Capitolo tecnologia: non si deve pensare che l’ambiente cambi semplicemente attraverso l’ingresso di qualche nuovo dispositivo. L’ambiente deve essere ripensato totalmente, e la riorganizzazione comprende anche l’elemento del tempo. La scuola si regge sul concetto di ora scolastica ma, secondo i ricercatori, strutturare la giornata in slot di tempo standardizzato è sbagliato. L’ora di 60 minuti può essere troppo stretta per contenere lavori di gruppo o viceversa troppo lunga per attività più brevi. Dall’osservazione delle scuole delle Avanguardie Educative provengono modelli di scansione del tempo alternativi. Uno è la compattazione del calendario, come fa l’IIS Pacioli di Crema: si insegnano alcune materie solo nel primo quadrimestre, col risultato di avere più tempo a disposizione per svolgere attività laboratoriali. Un altro sistema è quello dell’apprendimento intervallato. Si sa che dopo 20 minuti c’è un calo dell’attenzione: ma con questo metodo ogni 15-20 minuti la lezione si interrompe. Anche la classe capovolta, attuata per esempio all’IIS Savoia Benincasa di Ancona, punta a “liberare” il tempo in aula: i ragazzi seguono la lezione a casa, attraverso il computer. Possono riguardare a piacimento il video e tornare sui passaggi pochi chiari. In aula, poi, fanno attività manuali, brainstorming, esercizi di gruppo.

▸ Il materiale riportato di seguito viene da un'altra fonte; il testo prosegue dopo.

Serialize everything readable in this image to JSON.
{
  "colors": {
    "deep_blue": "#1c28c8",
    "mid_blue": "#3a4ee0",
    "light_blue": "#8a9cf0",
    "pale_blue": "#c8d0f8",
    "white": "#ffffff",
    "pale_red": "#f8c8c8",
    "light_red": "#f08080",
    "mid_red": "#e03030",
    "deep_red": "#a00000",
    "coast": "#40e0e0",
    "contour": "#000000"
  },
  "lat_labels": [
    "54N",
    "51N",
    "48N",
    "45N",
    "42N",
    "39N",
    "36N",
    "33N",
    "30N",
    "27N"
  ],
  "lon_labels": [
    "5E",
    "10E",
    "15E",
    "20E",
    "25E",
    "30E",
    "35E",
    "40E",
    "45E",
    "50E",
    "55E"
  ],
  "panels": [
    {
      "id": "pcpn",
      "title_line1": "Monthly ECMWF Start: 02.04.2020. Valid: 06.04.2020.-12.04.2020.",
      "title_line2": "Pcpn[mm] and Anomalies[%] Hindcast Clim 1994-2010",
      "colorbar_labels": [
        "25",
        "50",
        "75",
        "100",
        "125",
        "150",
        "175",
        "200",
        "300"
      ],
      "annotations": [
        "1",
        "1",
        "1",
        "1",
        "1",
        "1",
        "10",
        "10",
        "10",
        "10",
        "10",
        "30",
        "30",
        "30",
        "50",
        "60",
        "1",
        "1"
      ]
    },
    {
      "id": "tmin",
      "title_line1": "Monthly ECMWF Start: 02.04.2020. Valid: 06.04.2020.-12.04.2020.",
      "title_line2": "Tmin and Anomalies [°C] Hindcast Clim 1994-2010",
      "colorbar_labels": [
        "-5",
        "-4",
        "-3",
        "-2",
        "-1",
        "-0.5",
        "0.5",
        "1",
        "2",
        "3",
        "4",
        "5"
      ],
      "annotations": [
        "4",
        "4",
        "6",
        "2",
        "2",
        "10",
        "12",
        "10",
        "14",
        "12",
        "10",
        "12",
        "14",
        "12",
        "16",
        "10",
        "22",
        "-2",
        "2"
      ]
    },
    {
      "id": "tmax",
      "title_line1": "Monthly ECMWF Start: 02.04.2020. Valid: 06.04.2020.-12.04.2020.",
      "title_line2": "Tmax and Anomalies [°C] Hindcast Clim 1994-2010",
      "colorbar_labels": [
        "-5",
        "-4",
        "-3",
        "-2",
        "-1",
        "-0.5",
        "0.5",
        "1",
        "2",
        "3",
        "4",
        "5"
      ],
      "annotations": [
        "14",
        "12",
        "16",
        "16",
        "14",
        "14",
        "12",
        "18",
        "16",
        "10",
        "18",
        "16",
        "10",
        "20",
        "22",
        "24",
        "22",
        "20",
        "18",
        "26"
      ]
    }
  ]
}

Alcune scuole italiane, pur nell’impossibilità di ricostruire l’edificio scolastico, si sono sforzate di cambiare la configurazione delle aule, per renderle più idonee alle nuove modalità di insegnamento. Un esempio è quello dell’Istituto Ettore Majorana di Brindisi, dove gli studenti possono lavorare in vari modi, e gli insegnanti possono adottare metodologie come lo spaced learning e la classe capovolta. Gli arredi sono flessibili e l’intera aula può cambiare funzione velocemente. Una scuola intesa come comunità è il punto di arrivo di un ripensamento degli spazi scolastici. Esempi di scuole in cui il gruppo-classe si integra con un sistema sociale più ampio si possono trovare nelle scuole Hellerup Skole di Copenhagen e nella Scuola-Città Pestalozzi di Firenze. Alla Pestalozzi di Firenze c’è una continua alternanza di luoghi “sociali” e luoghi “privati”: dallo scaffale personale ai cespugli dell’ampio giardino pensati per fungere da nascondigli. Nei laboratori i piccoli possono sperimentare la musica o lo yoga, e nel fablab possono imparare a usare una stampante 3D.

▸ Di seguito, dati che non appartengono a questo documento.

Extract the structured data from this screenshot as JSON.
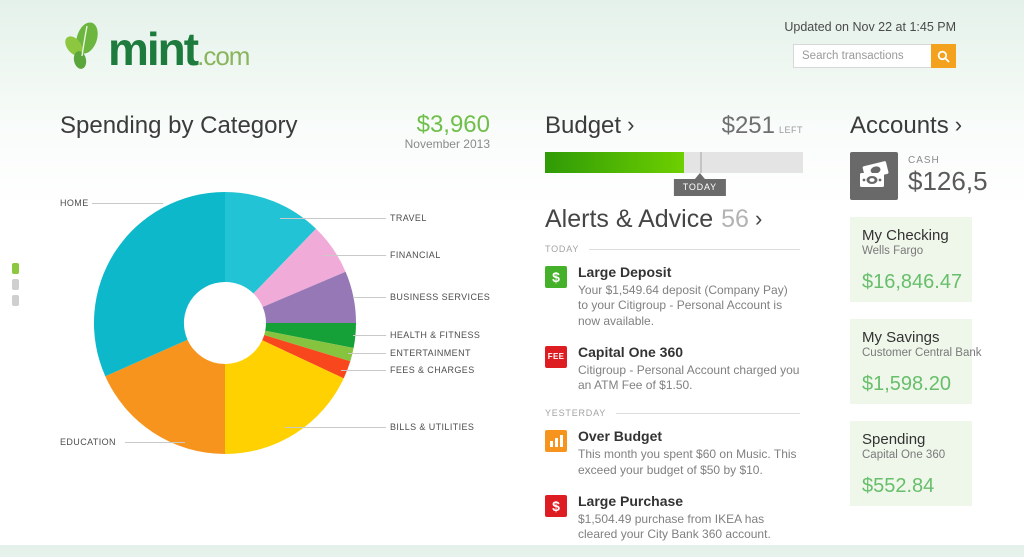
{
  "header": {
    "logo_name": "mint",
    "logo_tld": ".com",
    "updated": "Updated on Nov 22 at 1:45 PM",
    "search_placeholder": "Search transactions"
  },
  "spending": {
    "title": "Spending by Category",
    "total": "$3,960",
    "period": "November 2013"
  },
  "chart_data": {
    "type": "pie",
    "donut": true,
    "title": "Spending by Category",
    "total_label": "$3,960",
    "period": "November 2013",
    "start_angle_deg": 0,
    "direction": "clockwise",
    "values_estimated_from_arc_angles": true,
    "segments": [
      {
        "label": "TRAVEL",
        "value": 484,
        "color": "#22c3d4"
      },
      {
        "label": "FINANCIAL",
        "value": 253,
        "color": "#f0abd8"
      },
      {
        "label": "BUSINESS SERVICES",
        "value": 253,
        "color": "#9678b6"
      },
      {
        "label": "HEALTH & FITNESS",
        "value": 121,
        "color": "#16a038"
      },
      {
        "label": "ENTERTAINMENT",
        "value": 66,
        "color": "#86c440"
      },
      {
        "label": "FEES & CHARGES",
        "value": 88,
        "color": "#f9471d"
      },
      {
        "label": "BILLS & UTILITIES",
        "value": 715,
        "color": "#ffd100"
      },
      {
        "label": "EDUCATION",
        "value": 726,
        "color": "#f7941e"
      },
      {
        "label": "HOME",
        "value": 1254,
        "color": "#0db8ca"
      }
    ]
  },
  "budget": {
    "title": "Budget",
    "left_amount": "$251",
    "left_label": "LEFT",
    "progress_pct": 54,
    "today_pct": 60,
    "today_label": "TODAY",
    "fill_color_start": "#2f9a07",
    "fill_color_end": "#6ed000"
  },
  "alerts": {
    "title": "Alerts & Advice",
    "count": "56",
    "groups": [
      {
        "label": "TODAY",
        "items": [
          {
            "icon": "dollar-icon",
            "glyph": "$",
            "color": "#45b029",
            "title": "Large Deposit",
            "body": "Your $1,549.64 deposit (Company Pay) to your Citigroup - Personal Account is now available."
          },
          {
            "icon": "fee-icon",
            "glyph": "FEE",
            "color": "#dd1d21",
            "title": "Capital One 360",
            "body": "Citigroup - Personal Account charged you an ATM Fee of $1.50."
          }
        ]
      },
      {
        "label": "YESTERDAY",
        "items": [
          {
            "icon": "bar-chart-icon",
            "glyph": "",
            "color": "#f7941e",
            "title": "Over Budget",
            "body": "This month you spent $60 on Music. This exceed your budget of $50 by $10."
          },
          {
            "icon": "dollar-icon",
            "glyph": "$",
            "color": "#dd1d21",
            "title": "Large Purchase",
            "body": "$1,504.49 purchase from IKEA has cleared your City Bank 360 account."
          }
        ]
      }
    ]
  },
  "accounts": {
    "title": "Accounts",
    "cash_label": "CASH",
    "cash_value": "$126,5",
    "cards": [
      {
        "name": "My Checking",
        "institution": "Wells Fargo",
        "balance": "$16,846.47"
      },
      {
        "name": "My Savings",
        "institution": "Customer Central Bank",
        "balance": "$1,598.20"
      },
      {
        "name": "Spending",
        "institution": "Capital One 360",
        "balance": "$552.84"
      }
    ]
  }
}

Le esperienze di questo tipo saranno sempre più numerose: nel 2016 il Ministero dell’Istruzione ha lanciato un bando, attraverso lo stanziamento di 350 milioni di euro previsti dalla legge “Buona Scuola”, per realizzare 50 scuole innovative in tutta Italia. Il bando aveva l’obiettivo di individuare nuove soluzioni per gli ambienti scolastici dal punto di vista architettonico, dell’efficienza energetica e della sicurezza.

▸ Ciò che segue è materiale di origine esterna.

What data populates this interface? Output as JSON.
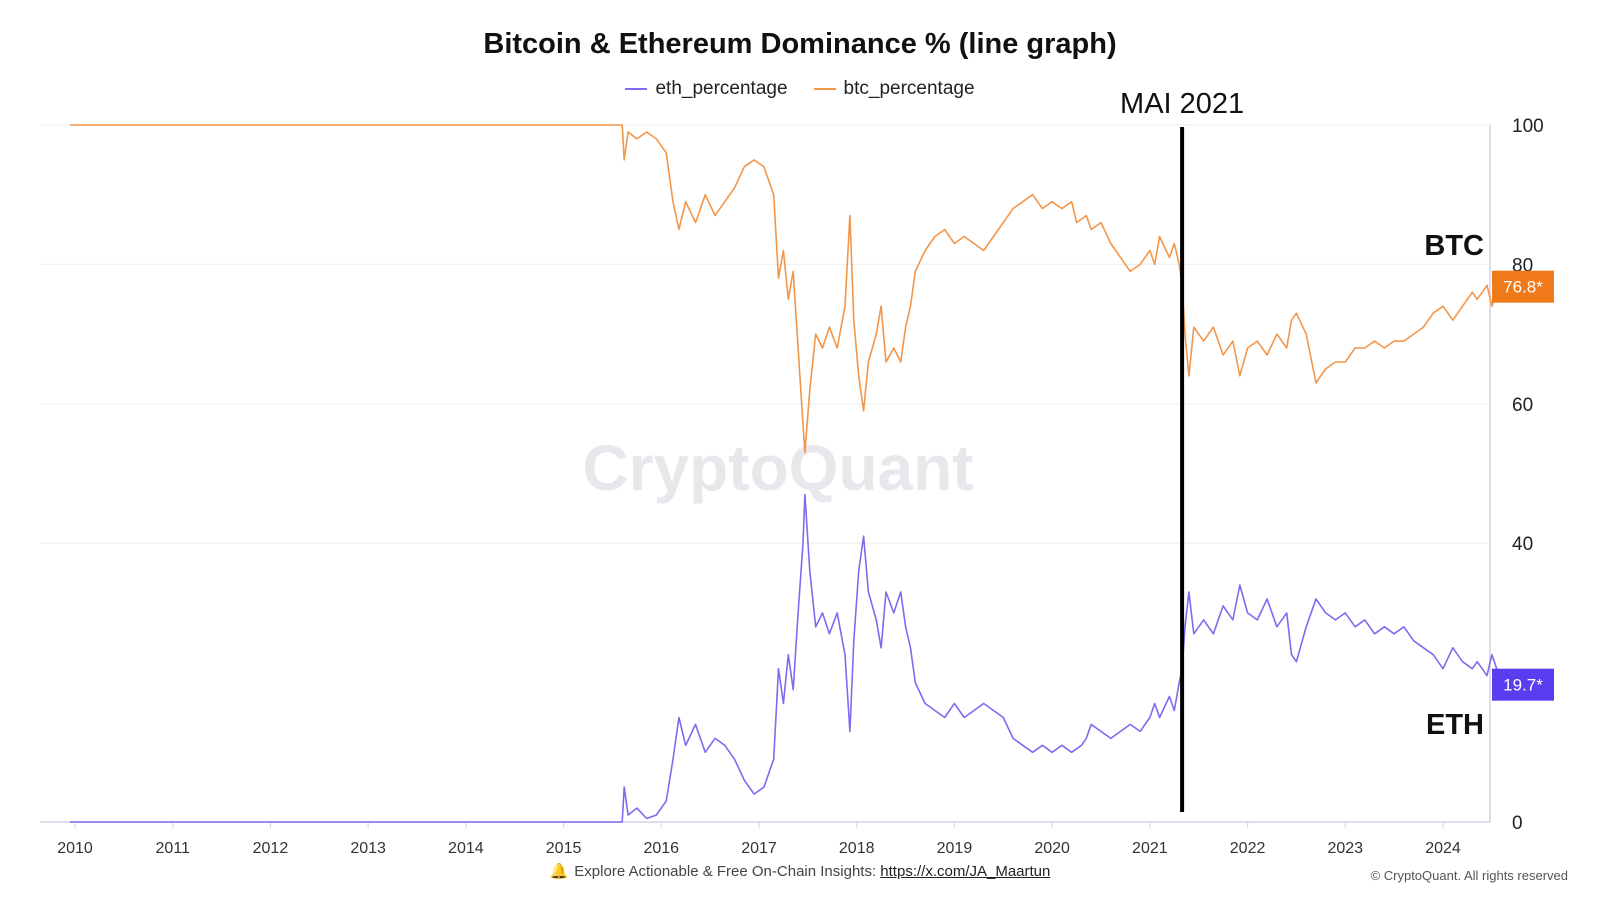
{
  "chart_data": {
    "type": "line",
    "title": "Bitcoin & Ethereum Dominance % (line graph)",
    "watermark": "CryptoQuant",
    "xlim": [
      2009.8,
      2024.95
    ],
    "ylim": [
      0,
      100
    ],
    "x_ticks": [
      "2010",
      "2011",
      "2012",
      "2013",
      "2014",
      "2015",
      "2016",
      "2017",
      "2018",
      "2019",
      "2020",
      "2021",
      "2022",
      "2023",
      "2024"
    ],
    "y_ticks": [
      "0",
      "40",
      "60",
      "80",
      "100"
    ],
    "grid": true,
    "legend_position": "top-center",
    "series": [
      {
        "name": "eth_percentage",
        "color": "#7b6cf0",
        "last_value_label": "19.7*",
        "points": [
          [
            2009.95,
            0
          ],
          [
            2015.6,
            0
          ],
          [
            2015.62,
            5
          ],
          [
            2015.66,
            1
          ],
          [
            2015.75,
            2
          ],
          [
            2015.85,
            0.5
          ],
          [
            2015.95,
            1
          ],
          [
            2016.05,
            3
          ],
          [
            2016.12,
            9
          ],
          [
            2016.18,
            15
          ],
          [
            2016.25,
            11
          ],
          [
            2016.35,
            14
          ],
          [
            2016.45,
            10
          ],
          [
            2016.55,
            12
          ],
          [
            2016.65,
            11
          ],
          [
            2016.75,
            9
          ],
          [
            2016.85,
            6
          ],
          [
            2016.95,
            4
          ],
          [
            2017.05,
            5
          ],
          [
            2017.15,
            9
          ],
          [
            2017.2,
            22
          ],
          [
            2017.25,
            17
          ],
          [
            2017.3,
            24
          ],
          [
            2017.35,
            19
          ],
          [
            2017.4,
            30
          ],
          [
            2017.45,
            40
          ],
          [
            2017.47,
            47
          ],
          [
            2017.52,
            36
          ],
          [
            2017.58,
            28
          ],
          [
            2017.65,
            30
          ],
          [
            2017.72,
            27
          ],
          [
            2017.8,
            30
          ],
          [
            2017.88,
            24
          ],
          [
            2017.93,
            13
          ],
          [
            2017.97,
            26
          ],
          [
            2018.02,
            36
          ],
          [
            2018.07,
            41
          ],
          [
            2018.12,
            33
          ],
          [
            2018.2,
            29
          ],
          [
            2018.25,
            25
          ],
          [
            2018.3,
            33
          ],
          [
            2018.38,
            30
          ],
          [
            2018.45,
            33
          ],
          [
            2018.5,
            28
          ],
          [
            2018.55,
            25
          ],
          [
            2018.6,
            20
          ],
          [
            2018.7,
            17
          ],
          [
            2018.8,
            16
          ],
          [
            2018.9,
            15
          ],
          [
            2019.0,
            17
          ],
          [
            2019.1,
            15
          ],
          [
            2019.2,
            16
          ],
          [
            2019.3,
            17
          ],
          [
            2019.4,
            16
          ],
          [
            2019.5,
            15
          ],
          [
            2019.6,
            12
          ],
          [
            2019.7,
            11
          ],
          [
            2019.8,
            10
          ],
          [
            2019.9,
            11
          ],
          [
            2020.0,
            10
          ],
          [
            2020.1,
            11
          ],
          [
            2020.2,
            10
          ],
          [
            2020.3,
            11
          ],
          [
            2020.35,
            12
          ],
          [
            2020.4,
            14
          ],
          [
            2020.5,
            13
          ],
          [
            2020.6,
            12
          ],
          [
            2020.7,
            13
          ],
          [
            2020.8,
            14
          ],
          [
            2020.9,
            13
          ],
          [
            2021.0,
            15
          ],
          [
            2021.05,
            17
          ],
          [
            2021.1,
            15
          ],
          [
            2021.2,
            18
          ],
          [
            2021.25,
            16
          ],
          [
            2021.3,
            20
          ],
          [
            2021.33,
            22
          ],
          [
            2021.36,
            28
          ],
          [
            2021.4,
            33
          ],
          [
            2021.45,
            27
          ],
          [
            2021.55,
            29
          ],
          [
            2021.65,
            27
          ],
          [
            2021.75,
            31
          ],
          [
            2021.85,
            29
          ],
          [
            2021.92,
            34
          ],
          [
            2022.0,
            30
          ],
          [
            2022.1,
            29
          ],
          [
            2022.2,
            32
          ],
          [
            2022.3,
            28
          ],
          [
            2022.4,
            30
          ],
          [
            2022.45,
            24
          ],
          [
            2022.5,
            23
          ],
          [
            2022.6,
            28
          ],
          [
            2022.7,
            32
          ],
          [
            2022.8,
            30
          ],
          [
            2022.9,
            29
          ],
          [
            2023.0,
            30
          ],
          [
            2023.1,
            28
          ],
          [
            2023.2,
            29
          ],
          [
            2023.3,
            27
          ],
          [
            2023.4,
            28
          ],
          [
            2023.5,
            27
          ],
          [
            2023.6,
            28
          ],
          [
            2023.7,
            26
          ],
          [
            2023.8,
            25
          ],
          [
            2023.9,
            24
          ],
          [
            2024.0,
            22
          ],
          [
            2024.1,
            25
          ],
          [
            2024.2,
            23
          ],
          [
            2024.3,
            22
          ],
          [
            2024.35,
            23
          ],
          [
            2024.45,
            21
          ],
          [
            2024.5,
            24
          ],
          [
            2024.55,
            22
          ],
          [
            2024.58,
            19
          ],
          [
            2024.62,
            19.7
          ]
        ]
      },
      {
        "name": "btc_percentage",
        "color": "#f2964a",
        "last_value_label": "76.8*",
        "points": [
          [
            2009.95,
            100
          ],
          [
            2015.6,
            100
          ],
          [
            2015.62,
            95
          ],
          [
            2015.66,
            99
          ],
          [
            2015.75,
            98
          ],
          [
            2015.85,
            99
          ],
          [
            2015.95,
            98
          ],
          [
            2016.05,
            96
          ],
          [
            2016.12,
            89
          ],
          [
            2016.18,
            85
          ],
          [
            2016.25,
            89
          ],
          [
            2016.35,
            86
          ],
          [
            2016.45,
            90
          ],
          [
            2016.55,
            87
          ],
          [
            2016.65,
            89
          ],
          [
            2016.75,
            91
          ],
          [
            2016.85,
            94
          ],
          [
            2016.95,
            95
          ],
          [
            2017.05,
            94
          ],
          [
            2017.15,
            90
          ],
          [
            2017.2,
            78
          ],
          [
            2017.25,
            82
          ],
          [
            2017.3,
            75
          ],
          [
            2017.35,
            79
          ],
          [
            2017.4,
            68
          ],
          [
            2017.45,
            57
          ],
          [
            2017.47,
            53
          ],
          [
            2017.52,
            62
          ],
          [
            2017.58,
            70
          ],
          [
            2017.65,
            68
          ],
          [
            2017.72,
            71
          ],
          [
            2017.8,
            68
          ],
          [
            2017.88,
            74
          ],
          [
            2017.93,
            87
          ],
          [
            2017.97,
            72
          ],
          [
            2018.02,
            64
          ],
          [
            2018.07,
            59
          ],
          [
            2018.12,
            66
          ],
          [
            2018.2,
            70
          ],
          [
            2018.25,
            74
          ],
          [
            2018.3,
            66
          ],
          [
            2018.38,
            68
          ],
          [
            2018.45,
            66
          ],
          [
            2018.5,
            71
          ],
          [
            2018.55,
            74
          ],
          [
            2018.6,
            79
          ],
          [
            2018.7,
            82
          ],
          [
            2018.8,
            84
          ],
          [
            2018.9,
            85
          ],
          [
            2019.0,
            83
          ],
          [
            2019.1,
            84
          ],
          [
            2019.2,
            83
          ],
          [
            2019.3,
            82
          ],
          [
            2019.4,
            84
          ],
          [
            2019.5,
            86
          ],
          [
            2019.6,
            88
          ],
          [
            2019.7,
            89
          ],
          [
            2019.8,
            90
          ],
          [
            2019.9,
            88
          ],
          [
            2020.0,
            89
          ],
          [
            2020.1,
            88
          ],
          [
            2020.2,
            89
          ],
          [
            2020.25,
            86
          ],
          [
            2020.35,
            87
          ],
          [
            2020.4,
            85
          ],
          [
            2020.5,
            86
          ],
          [
            2020.6,
            83
          ],
          [
            2020.7,
            81
          ],
          [
            2020.8,
            79
          ],
          [
            2020.9,
            80
          ],
          [
            2021.0,
            82
          ],
          [
            2021.05,
            80
          ],
          [
            2021.1,
            84
          ],
          [
            2021.2,
            81
          ],
          [
            2021.25,
            83
          ],
          [
            2021.3,
            80
          ],
          [
            2021.33,
            77
          ],
          [
            2021.36,
            70
          ],
          [
            2021.4,
            64
          ],
          [
            2021.45,
            71
          ],
          [
            2021.55,
            69
          ],
          [
            2021.65,
            71
          ],
          [
            2021.75,
            67
          ],
          [
            2021.85,
            69
          ],
          [
            2021.92,
            64
          ],
          [
            2022.0,
            68
          ],
          [
            2022.1,
            69
          ],
          [
            2022.2,
            67
          ],
          [
            2022.3,
            70
          ],
          [
            2022.4,
            68
          ],
          [
            2022.45,
            72
          ],
          [
            2022.5,
            73
          ],
          [
            2022.6,
            70
          ],
          [
            2022.7,
            63
          ],
          [
            2022.8,
            65
          ],
          [
            2022.9,
            66
          ],
          [
            2023.0,
            66
          ],
          [
            2023.1,
            68
          ],
          [
            2023.2,
            68
          ],
          [
            2023.3,
            69
          ],
          [
            2023.4,
            68
          ],
          [
            2023.5,
            69
          ],
          [
            2023.6,
            69
          ],
          [
            2023.7,
            70
          ],
          [
            2023.8,
            71
          ],
          [
            2023.9,
            73
          ],
          [
            2024.0,
            74
          ],
          [
            2024.1,
            72
          ],
          [
            2024.2,
            74
          ],
          [
            2024.3,
            76
          ],
          [
            2024.35,
            75
          ],
          [
            2024.45,
            77
          ],
          [
            2024.5,
            74
          ],
          [
            2024.55,
            76
          ],
          [
            2024.58,
            79
          ],
          [
            2024.62,
            76.8
          ]
        ]
      }
    ],
    "annotations": [
      {
        "type": "vertical_line",
        "x": 2021.33,
        "label": "MAI 2021",
        "color": "#000000"
      },
      {
        "type": "text",
        "label": "BTC"
      },
      {
        "type": "text",
        "label": "ETH"
      }
    ]
  },
  "footer": {
    "bell_icon": "bell-icon",
    "text": "Explore Actionable & Free On-Chain Insights:",
    "link": "https://x.com/JA_Maartun",
    "copyright": "© CryptoQuant. All rights reserved"
  }
}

Lo scorso novembre è stato pubblicato l’elenco dei vincitori del bando (selezionati tra 1.238 progetti pervenuti) (http://www.miur.gov.it/-/-scuoleinnovative-proclamati-i-vincitori-del-concorso-progetti-per-51-nuove-scuole) ma l’Autorità Nazionale Anticorruzione ha espresso un parere contrario rispetto all’affidamento diretto della progettazione ai vincitori (http://www.anticorruzione.it/portal/public/classic/AttivitaAutorita/AttiDellAutorita/_Atto?ca=7172). L’ANAC ha sollevato l’obiezione che il bando non specificasse i requisiti che i vincitori avrebbero dovuto avere per andare fino in fondo col progetto, e pertanto l’Autorità ha espresso il parere che i vincitori del bando dovrebbero essere sottoposti a “un concorso di progettazione o un appalto di servizi di progettazione”. L’iter di costruzione delle scuole innovative, dunque, è ancora alle fasi iniziali, ma le fondamenta per una nuova architettura scolastica sono state gettate.